Vaziyet çok kütüymüş be agam. Em kadına deer veririz deriz em de çalışma ayatından uzaklaştırırız. Nasıl kalkıncaz bööle süülesene Üsmen agam?

Bu daa bi şey diil be kızanım. Sana başka rakamlar da vereyim otur aala.

Kadınların siyasi ayatta temsil uranları da tam bir felaket. Kadınların mecliste temsil uranı sadece %17. Kadın temsilinde dünyada 117. sıradayız. Urtalaması %19 olan Arap ülkelerinden bilem gerideyiz. Dünya urtalaması ise %24. Kadın Belediye başkan uranı yalnızca %3, Kadın mııtar uranı sadece %2. Dünya Ekonomik Forumunun 2018 verilerine göre Dünya Cinsiyet Eşitliii raporunda 149 ülke arasında 130. sıradayız. Kadın cinayetlerinde Avrupa birincisi olup dünyada ön sıralardayız. 2018 yılında 439 kadın kucası ya da manitası tarafından katledilmiş. 2019 yılında bu sayı 474 olmuş. 2020 yılında 300 kadın öldürülmüş, ilave 171 kadının ölümü de şüpheli. 2021 yılında 280 kadın öldürülmüş, 217 de şüpheli cinayet var. Bu sayıya ilave nasıl ve kim tarafından öldürüldüğü bilinmeyen kadınlar mevcut.  Bu rakam 2003 yılında 83 idi. Yani 18 yılda 6 kat artmış. Çocuk gelinler sorunu ise daa da iç karartıcı. Ülkede er altı evlilikten biri çocuk gelinlerle yapılıyor. Üstelik sadece dini nikahla yapılan çocuk evlilikleri, ya da kuma ularak satılan çocuklar bu urana dahil deil. Çocuk annelerin sayısı da korkunç. Resmi kayıtlarda Türkiye’de 2001-2018 yılları arasında 15 yaş altı 20 binden fazla, 15-17 yaş arası 522 bin, 18-19 yaş arası 1 milyon 366 bin olmak üzere 1 milyon 909 bin çocuk evlilii yaşanmış. Aynı dünemde 17 yaş altı 543 bin kız çocuu doum yapmış.15 yaş altı 20 binden fazla erken yaş annelik yaşanmış. Ülkede 50 bin çocuk da seks işçisi ularak kullanılmakta. Bu rakamlara göçmen Suriyeliler dahil deil. Televizyonlarda kadına şiddeti üven, kadını ikinci sınıf vatandaş, küçücük kız çocuklarını ise kadın olaraktan gören sapıklar ve meczuplar ayli revaçta. Bu dönemi bilmem ama geçmiş dönemlerde mecliste 40-60 arası çok eşli milletvekili olduğu bilinmekteydi. Üstüne bi de bu iktidar döneminde imzalanan ve kadına şiddetin önlenmesinde uluslar arası bi güvence olan İstanbul Sözleşmesi de tarikatların etkisiyle kaldırıldı be kızanım.

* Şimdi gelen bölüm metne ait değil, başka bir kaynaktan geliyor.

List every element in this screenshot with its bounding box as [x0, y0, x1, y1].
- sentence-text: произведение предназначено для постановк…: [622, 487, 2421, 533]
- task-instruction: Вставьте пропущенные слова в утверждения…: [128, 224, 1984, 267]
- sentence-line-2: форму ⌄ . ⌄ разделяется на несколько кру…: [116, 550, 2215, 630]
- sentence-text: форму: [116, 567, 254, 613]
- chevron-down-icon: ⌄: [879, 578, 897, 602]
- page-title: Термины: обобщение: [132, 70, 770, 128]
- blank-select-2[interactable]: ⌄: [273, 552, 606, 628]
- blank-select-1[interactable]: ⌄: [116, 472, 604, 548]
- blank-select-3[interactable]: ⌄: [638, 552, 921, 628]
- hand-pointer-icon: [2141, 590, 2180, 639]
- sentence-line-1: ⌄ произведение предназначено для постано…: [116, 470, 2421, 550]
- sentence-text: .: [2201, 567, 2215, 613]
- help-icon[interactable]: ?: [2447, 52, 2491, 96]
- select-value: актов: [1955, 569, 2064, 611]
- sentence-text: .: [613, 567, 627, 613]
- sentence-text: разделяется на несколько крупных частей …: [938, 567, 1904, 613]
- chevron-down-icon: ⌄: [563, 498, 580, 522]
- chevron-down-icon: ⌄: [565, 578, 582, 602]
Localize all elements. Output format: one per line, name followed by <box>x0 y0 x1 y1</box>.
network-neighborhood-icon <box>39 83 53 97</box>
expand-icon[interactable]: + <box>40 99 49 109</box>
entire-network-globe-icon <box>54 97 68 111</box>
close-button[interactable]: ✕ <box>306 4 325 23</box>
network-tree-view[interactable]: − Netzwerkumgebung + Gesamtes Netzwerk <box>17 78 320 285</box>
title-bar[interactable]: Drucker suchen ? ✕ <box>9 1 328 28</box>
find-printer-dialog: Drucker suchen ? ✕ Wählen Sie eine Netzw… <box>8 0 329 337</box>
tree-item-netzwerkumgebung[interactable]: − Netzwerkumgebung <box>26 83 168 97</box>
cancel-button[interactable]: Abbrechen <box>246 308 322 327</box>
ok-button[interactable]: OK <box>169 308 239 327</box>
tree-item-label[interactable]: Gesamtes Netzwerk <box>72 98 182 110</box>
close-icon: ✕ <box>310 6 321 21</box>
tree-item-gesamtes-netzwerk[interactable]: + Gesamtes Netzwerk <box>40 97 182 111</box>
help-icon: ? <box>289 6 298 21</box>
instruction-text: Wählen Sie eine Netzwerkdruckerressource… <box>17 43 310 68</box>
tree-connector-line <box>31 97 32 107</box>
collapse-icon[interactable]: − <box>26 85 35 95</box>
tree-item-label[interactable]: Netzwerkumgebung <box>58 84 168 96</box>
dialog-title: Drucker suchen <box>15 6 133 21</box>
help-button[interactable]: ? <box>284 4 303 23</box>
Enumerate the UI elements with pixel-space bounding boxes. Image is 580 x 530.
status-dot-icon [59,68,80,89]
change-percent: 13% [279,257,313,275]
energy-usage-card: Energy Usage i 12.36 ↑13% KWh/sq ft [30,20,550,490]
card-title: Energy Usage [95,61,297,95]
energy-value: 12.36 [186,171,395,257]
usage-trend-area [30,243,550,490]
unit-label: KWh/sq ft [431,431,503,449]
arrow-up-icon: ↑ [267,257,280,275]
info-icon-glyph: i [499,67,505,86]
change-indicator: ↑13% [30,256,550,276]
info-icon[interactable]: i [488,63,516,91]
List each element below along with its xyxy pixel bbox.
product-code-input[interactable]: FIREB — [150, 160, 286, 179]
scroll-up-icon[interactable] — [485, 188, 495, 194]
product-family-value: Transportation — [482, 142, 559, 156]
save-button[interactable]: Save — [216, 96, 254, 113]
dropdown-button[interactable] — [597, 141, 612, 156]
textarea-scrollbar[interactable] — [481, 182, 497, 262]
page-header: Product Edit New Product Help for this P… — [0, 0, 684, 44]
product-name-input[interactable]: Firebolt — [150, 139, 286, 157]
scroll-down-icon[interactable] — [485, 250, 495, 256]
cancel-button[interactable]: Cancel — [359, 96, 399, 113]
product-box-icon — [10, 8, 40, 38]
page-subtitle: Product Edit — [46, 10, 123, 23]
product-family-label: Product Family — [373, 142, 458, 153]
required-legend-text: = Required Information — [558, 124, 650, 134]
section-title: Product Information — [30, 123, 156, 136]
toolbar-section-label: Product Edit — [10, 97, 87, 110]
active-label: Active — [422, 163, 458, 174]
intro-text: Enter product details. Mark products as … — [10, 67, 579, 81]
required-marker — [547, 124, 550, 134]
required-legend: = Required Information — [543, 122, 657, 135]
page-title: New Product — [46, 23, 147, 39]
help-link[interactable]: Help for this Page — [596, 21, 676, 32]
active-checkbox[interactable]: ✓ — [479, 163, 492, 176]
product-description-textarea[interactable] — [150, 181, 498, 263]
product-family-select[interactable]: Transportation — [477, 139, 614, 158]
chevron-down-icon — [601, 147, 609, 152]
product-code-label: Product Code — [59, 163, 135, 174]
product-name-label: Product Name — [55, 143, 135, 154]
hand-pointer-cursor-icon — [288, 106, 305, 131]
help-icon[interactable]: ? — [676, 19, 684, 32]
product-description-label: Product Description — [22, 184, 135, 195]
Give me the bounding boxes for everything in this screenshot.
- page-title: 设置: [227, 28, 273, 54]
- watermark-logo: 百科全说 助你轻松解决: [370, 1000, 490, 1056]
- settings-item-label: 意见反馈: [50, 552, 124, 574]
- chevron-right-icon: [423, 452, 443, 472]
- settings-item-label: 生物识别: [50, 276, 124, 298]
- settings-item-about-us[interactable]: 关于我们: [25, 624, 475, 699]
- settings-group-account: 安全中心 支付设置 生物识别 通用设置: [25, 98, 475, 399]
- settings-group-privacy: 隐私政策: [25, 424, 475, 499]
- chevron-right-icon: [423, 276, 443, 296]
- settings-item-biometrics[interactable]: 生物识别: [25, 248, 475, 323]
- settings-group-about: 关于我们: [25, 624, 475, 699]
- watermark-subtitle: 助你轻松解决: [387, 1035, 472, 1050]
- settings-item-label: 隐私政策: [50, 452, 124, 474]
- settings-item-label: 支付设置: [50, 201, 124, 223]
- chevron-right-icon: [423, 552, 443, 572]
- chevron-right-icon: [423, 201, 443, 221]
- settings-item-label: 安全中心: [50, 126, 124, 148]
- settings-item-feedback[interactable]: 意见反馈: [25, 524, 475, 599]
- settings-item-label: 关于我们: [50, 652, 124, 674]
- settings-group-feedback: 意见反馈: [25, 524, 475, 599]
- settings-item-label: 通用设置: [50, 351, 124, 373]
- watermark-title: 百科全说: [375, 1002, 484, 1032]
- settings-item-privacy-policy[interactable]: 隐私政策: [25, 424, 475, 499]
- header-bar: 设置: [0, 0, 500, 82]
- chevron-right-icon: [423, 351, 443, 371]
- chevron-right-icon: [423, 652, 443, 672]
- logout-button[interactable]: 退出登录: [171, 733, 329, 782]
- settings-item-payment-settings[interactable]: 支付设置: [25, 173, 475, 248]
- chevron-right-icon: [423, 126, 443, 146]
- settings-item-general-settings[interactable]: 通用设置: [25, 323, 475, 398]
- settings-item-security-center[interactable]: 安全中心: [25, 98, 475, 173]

İçim karardı be agam. Akkaten çok bozuk bi düzenmiş bizimkisi. Ben koşa koşa gidip Atçem’e çiçek alayım iç olmazsa, üzür maiyetine. Nasıl çözülcek bu sorun be agam?

Yıllar içinde kadınların sorunlarını çözmek bir tarafa onları eve kapatıp sadece anne rolünü üstlenmelerini isteyen siyasiler yüzünden sorun daa da aarlaştı be kızanım. Er dört kadından üçünü çalışma ayatından uzaklaştırıp eve kapattık. Ancak unuttuğumuz bir şey var; ekonomik ve sosyal ayatta kadını dışlayan iç bir ülke kalkınmayı ve gelişmiş bir ülke ulmayı başaramadı. Tüm bu olumsuz tabloya raamen, ziinini, yüreeni ve bileeni daa güzel bi ülke ve daa yaşanır bi dünya için kullanan tüm kadınlarımızın DÜNYA EMEKÇİ KADINLAR GÜNÜ KUTLU OLSUN. Adi kal saalıcakla, Atçe’nin de gününü kutlarım.

Sözün Özü: SOSYAL VE EKONOMİK HAYATTA KADINI YOK SAYARSAN UYGARLIK YARIŞINDA NAL TOPLARSIN.